For ages, people seeking their luck in the porphyry copper deposit found at Chuquicamata. This deposit is the result of heated fluids flowing through igneous rocks. At the mining site, a well-preserved muumy was discovered in 1899. The man, who passed away in about 550 C.E., was thought to have been a miner.

New ore-processing methods and funding from the Guggenheim family’s Chile Exploration Company helped modern mining operations get underway in 1915. Over the next few decades, waste rock piles spread outward and the open pits became deeper, larger, and more numerous. Chuquicamata was first settled as a camp close to the mining operations, and the town’s inhabitants’ health and safety were in danger due to dust, gases, and other mining byproducts. Residents started moving to Calama, a city approximately 15 km to the south (not visible), starting in 2004. By 2007, the community had been fully abandoned.
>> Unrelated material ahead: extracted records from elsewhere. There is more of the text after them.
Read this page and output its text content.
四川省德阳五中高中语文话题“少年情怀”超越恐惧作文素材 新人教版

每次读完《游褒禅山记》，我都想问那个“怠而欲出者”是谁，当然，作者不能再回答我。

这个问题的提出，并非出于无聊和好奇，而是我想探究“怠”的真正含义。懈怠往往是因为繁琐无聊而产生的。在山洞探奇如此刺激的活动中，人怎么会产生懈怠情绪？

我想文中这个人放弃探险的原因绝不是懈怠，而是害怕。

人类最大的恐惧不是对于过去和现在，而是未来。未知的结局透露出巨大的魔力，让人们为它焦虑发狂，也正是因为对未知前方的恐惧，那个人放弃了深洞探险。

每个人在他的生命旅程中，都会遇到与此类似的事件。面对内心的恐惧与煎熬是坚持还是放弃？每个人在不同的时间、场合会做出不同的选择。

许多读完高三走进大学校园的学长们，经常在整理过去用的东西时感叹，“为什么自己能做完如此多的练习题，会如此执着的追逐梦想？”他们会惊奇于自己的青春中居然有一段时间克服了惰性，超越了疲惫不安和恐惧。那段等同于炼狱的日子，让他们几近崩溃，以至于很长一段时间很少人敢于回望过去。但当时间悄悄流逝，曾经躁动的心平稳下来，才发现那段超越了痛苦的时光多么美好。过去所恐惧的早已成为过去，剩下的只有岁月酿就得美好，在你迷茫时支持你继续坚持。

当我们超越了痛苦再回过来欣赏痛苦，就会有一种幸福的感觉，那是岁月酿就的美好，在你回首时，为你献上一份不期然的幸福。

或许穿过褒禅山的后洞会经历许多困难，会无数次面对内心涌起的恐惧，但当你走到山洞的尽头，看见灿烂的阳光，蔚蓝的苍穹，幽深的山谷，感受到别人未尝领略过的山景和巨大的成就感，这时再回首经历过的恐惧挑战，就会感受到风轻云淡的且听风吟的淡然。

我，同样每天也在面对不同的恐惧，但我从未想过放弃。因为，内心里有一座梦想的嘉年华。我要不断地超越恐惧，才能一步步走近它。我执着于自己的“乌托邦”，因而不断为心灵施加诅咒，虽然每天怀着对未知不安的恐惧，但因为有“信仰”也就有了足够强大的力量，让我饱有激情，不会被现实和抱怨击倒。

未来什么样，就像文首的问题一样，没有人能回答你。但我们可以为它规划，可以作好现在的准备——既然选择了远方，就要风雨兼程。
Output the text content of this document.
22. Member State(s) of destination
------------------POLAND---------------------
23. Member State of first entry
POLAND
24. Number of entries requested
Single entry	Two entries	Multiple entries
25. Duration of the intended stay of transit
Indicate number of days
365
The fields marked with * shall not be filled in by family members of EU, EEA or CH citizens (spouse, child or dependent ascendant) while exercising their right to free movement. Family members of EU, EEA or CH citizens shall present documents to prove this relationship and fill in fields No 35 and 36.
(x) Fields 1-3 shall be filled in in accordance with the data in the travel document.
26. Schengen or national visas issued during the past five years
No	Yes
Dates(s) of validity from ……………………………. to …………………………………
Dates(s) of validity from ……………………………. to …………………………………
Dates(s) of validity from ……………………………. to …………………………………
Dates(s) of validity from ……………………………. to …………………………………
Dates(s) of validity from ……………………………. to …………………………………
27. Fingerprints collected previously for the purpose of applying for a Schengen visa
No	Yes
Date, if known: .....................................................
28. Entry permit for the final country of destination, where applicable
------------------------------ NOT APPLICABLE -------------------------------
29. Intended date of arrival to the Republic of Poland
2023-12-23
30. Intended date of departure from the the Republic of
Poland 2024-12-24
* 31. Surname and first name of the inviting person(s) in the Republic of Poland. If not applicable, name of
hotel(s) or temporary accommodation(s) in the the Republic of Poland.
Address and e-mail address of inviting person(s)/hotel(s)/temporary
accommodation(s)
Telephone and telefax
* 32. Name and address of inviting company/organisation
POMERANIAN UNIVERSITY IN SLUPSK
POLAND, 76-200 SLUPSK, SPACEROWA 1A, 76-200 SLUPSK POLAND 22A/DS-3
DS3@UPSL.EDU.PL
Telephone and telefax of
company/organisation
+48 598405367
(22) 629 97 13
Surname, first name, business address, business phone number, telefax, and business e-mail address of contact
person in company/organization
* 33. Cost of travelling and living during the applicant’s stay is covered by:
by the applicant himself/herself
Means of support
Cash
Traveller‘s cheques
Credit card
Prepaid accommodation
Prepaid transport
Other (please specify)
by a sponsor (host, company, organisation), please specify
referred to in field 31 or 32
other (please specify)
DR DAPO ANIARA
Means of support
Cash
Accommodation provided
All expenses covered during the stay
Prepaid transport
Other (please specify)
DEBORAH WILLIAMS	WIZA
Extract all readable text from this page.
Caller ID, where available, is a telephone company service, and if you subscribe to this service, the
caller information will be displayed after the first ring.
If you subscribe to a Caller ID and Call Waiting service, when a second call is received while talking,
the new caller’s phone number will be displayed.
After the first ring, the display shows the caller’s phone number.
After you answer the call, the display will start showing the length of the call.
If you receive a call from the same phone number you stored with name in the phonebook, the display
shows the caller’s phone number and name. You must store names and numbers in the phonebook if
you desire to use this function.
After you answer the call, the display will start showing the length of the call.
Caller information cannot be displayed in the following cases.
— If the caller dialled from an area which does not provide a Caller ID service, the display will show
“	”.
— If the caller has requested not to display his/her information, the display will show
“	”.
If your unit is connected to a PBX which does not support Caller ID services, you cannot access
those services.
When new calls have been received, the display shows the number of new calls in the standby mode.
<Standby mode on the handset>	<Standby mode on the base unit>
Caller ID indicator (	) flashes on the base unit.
Chuquicamata started underground mining in 2019 as part of a multibillion-dollar operational revamp. According to the mining corporation, the endeavour is expected to extend the site’s useful life by at least 40 years and tries to reach further reserves amid falling output.

Chile is the world’s leading producer of copper thanks in part to production at the Chuquicamata mine. In 2021, Chile’s output made approximately 27% of the world supply.

This image, taken on January 4, 2024, with Landsat 9 by the OLI-2 (Operational Land Imager-2) shows the traces left by mining activities.